Метафизика и этика образуют в философии Шопенгауэра своеобразное «раздвоение единого», в основе которого лежит раздвоение субъекта на познающее и волящее Я. Аналогично нераздельности субъекта и объекта в акте познания они нераздельны и в акте хотения. Без субъекта, как и без объекта хотения нет воли, как без субъекта и объекта познания нет познания. Волевой акт обозначает наличие какого-либо определенного стремления воли. Познание «чего?» соответствует воле «к чему?».
Универсальный «объект» воли — воля к жизни. «Все и каждое полно и кипит волей» (7, II, 45). Как мы уже знаем, воля — это начало не физическое, присущее миру представлений, а начало метафизическое. Воля к жизни стихийна, независима от сознания, безусловна, неразумна и слепа. С нее все в жизни начинается и на ней все в жизни держится. За нею нет ничего. «Есть граница, до которой может проникнуть размышление… Мое учение достигает этой границы в воле к жизни… Хотеть идти еще дальше этого, по-моему, все равно что хотеть выбраться за пределы атмосферы. Мы должны остановиться на этом…» (там же, 256). Человек, как и всякое другое существо, больше всего на свете любит свое существование. Инстинкт самосохранения — первая заповедь воли к жизни. Неудержимое, непрестанное стремление к благу, к наслаждению, к радости — ее движущая сила. Воля к жизни претворяется в неустанную погоню за счастьем.
Что влечет за собой воля к жизни? Как влияет она на поведение человека? Она влечет за собой эгоизм, который, как правило, служит источником всех его поступков. «Главная и основная пружина в человеке, как и в животном, есть эгоизм» (5, IV, 191). Что такое эгоизм? Одной из этических «аксиом» Шопенгауэра является: «Всякий поступок, последнею целью которого служит благо и горе самого действующего, эгоистичен» (там же, 200). А благо и горе, гласит другая «аксиома», есть исключительно мое благо и горе. Девиз эгоиста: «Все для меня и ничего для другого!» Он «соделывает себя средоточием мира, свое собственное существование и благополучие предпочитает всему другому, даже в естественном состоянии готов все другое этому принести в жертву, готов уничтожить мир, чтобы только свое собственное я, эту каплю в море, поддержать несколько долее. Этот образ мыслей есть эгоизм, всякой вещи в природе существенный» (6, 346).

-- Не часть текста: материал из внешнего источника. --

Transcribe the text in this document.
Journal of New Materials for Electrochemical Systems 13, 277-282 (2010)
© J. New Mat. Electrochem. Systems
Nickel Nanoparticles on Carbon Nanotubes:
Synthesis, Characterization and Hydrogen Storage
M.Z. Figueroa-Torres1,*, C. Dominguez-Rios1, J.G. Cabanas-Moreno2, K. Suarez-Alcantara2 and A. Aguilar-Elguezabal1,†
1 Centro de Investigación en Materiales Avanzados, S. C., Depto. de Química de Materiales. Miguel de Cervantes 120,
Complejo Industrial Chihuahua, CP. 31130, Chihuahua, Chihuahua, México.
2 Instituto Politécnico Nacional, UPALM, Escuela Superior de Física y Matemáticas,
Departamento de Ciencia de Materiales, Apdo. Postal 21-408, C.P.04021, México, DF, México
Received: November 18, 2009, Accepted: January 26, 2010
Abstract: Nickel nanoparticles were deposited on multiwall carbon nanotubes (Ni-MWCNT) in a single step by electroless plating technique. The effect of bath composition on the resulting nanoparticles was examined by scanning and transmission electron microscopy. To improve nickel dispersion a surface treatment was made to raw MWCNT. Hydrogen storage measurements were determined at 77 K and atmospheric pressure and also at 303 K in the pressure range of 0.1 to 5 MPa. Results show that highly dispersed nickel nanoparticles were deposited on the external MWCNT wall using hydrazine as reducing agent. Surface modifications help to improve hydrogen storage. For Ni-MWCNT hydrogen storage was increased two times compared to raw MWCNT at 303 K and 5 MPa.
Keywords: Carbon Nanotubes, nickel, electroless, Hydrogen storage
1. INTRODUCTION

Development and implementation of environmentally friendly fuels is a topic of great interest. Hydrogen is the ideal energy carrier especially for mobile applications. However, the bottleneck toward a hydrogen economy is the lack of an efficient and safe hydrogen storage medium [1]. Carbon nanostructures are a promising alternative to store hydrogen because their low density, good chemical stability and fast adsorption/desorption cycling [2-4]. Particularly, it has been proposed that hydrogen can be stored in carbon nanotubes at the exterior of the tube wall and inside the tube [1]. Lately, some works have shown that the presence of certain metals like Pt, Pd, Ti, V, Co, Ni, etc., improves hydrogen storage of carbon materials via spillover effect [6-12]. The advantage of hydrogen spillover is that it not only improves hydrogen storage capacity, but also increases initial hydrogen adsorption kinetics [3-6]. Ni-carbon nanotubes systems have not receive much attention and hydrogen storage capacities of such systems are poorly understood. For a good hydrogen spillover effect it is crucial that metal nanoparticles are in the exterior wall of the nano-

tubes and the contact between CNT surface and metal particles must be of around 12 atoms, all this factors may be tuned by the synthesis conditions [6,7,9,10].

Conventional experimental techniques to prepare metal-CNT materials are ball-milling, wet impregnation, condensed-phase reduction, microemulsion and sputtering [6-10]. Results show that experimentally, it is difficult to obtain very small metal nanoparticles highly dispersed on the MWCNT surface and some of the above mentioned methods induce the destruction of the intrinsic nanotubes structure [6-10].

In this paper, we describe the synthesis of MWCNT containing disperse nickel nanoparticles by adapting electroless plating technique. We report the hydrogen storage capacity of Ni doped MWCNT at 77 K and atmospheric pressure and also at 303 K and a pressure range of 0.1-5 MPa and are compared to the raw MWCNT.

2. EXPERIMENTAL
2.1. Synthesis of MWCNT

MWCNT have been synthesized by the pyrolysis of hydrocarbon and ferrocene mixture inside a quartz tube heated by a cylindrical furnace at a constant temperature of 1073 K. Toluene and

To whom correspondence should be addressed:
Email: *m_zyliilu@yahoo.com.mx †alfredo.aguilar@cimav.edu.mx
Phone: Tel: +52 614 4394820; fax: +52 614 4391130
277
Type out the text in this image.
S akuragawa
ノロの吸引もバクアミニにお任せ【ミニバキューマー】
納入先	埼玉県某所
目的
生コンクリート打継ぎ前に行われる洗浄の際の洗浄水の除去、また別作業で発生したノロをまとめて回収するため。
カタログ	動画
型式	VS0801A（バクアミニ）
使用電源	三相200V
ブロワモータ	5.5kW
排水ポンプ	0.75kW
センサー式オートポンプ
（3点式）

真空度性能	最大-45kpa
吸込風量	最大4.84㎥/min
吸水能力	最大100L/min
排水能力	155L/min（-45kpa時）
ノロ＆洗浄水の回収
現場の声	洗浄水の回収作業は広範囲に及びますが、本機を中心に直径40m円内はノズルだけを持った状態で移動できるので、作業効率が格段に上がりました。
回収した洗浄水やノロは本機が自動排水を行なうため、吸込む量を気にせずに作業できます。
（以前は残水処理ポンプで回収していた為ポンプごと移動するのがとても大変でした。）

В чем видит эгоист свое благополучие? К чему он стремится? Что служит целью его существования? В чем искомое им «счастье»? Эгоистический импульс определяется врожденным характером каждого индивидуума: «…эгоистическое поведение» направляется всецело «по указанию закона мотивации». Эгоизм глубоко коренится в индивидуальных свойствах отдельной личности. «Я и эгоизм — это одно: если исчезнет последний, то, собственно, нет уже больше и первого» (5, IV, 466).
Шопенгауэр различает две ступени, или две разновидности, эгоизма: эгоизм, который хочет собственного блага, и гипертрофированный, злобный эгоизм, который хочет чужого горя. В первом случае обычно он прикрывается вежливостью, этим «фиговым листком эгоизма». Во втором он выступает как обнаженное злодеяние: «Иной человек был бы в состоянии убить другого только для того, чтобы его жиром смазать себе сапоги!» Но при этом, добавляет Шопенгауэр, «у меня все-таки осталось сомнение, действительно ли это гипербола» (5, IV, 194).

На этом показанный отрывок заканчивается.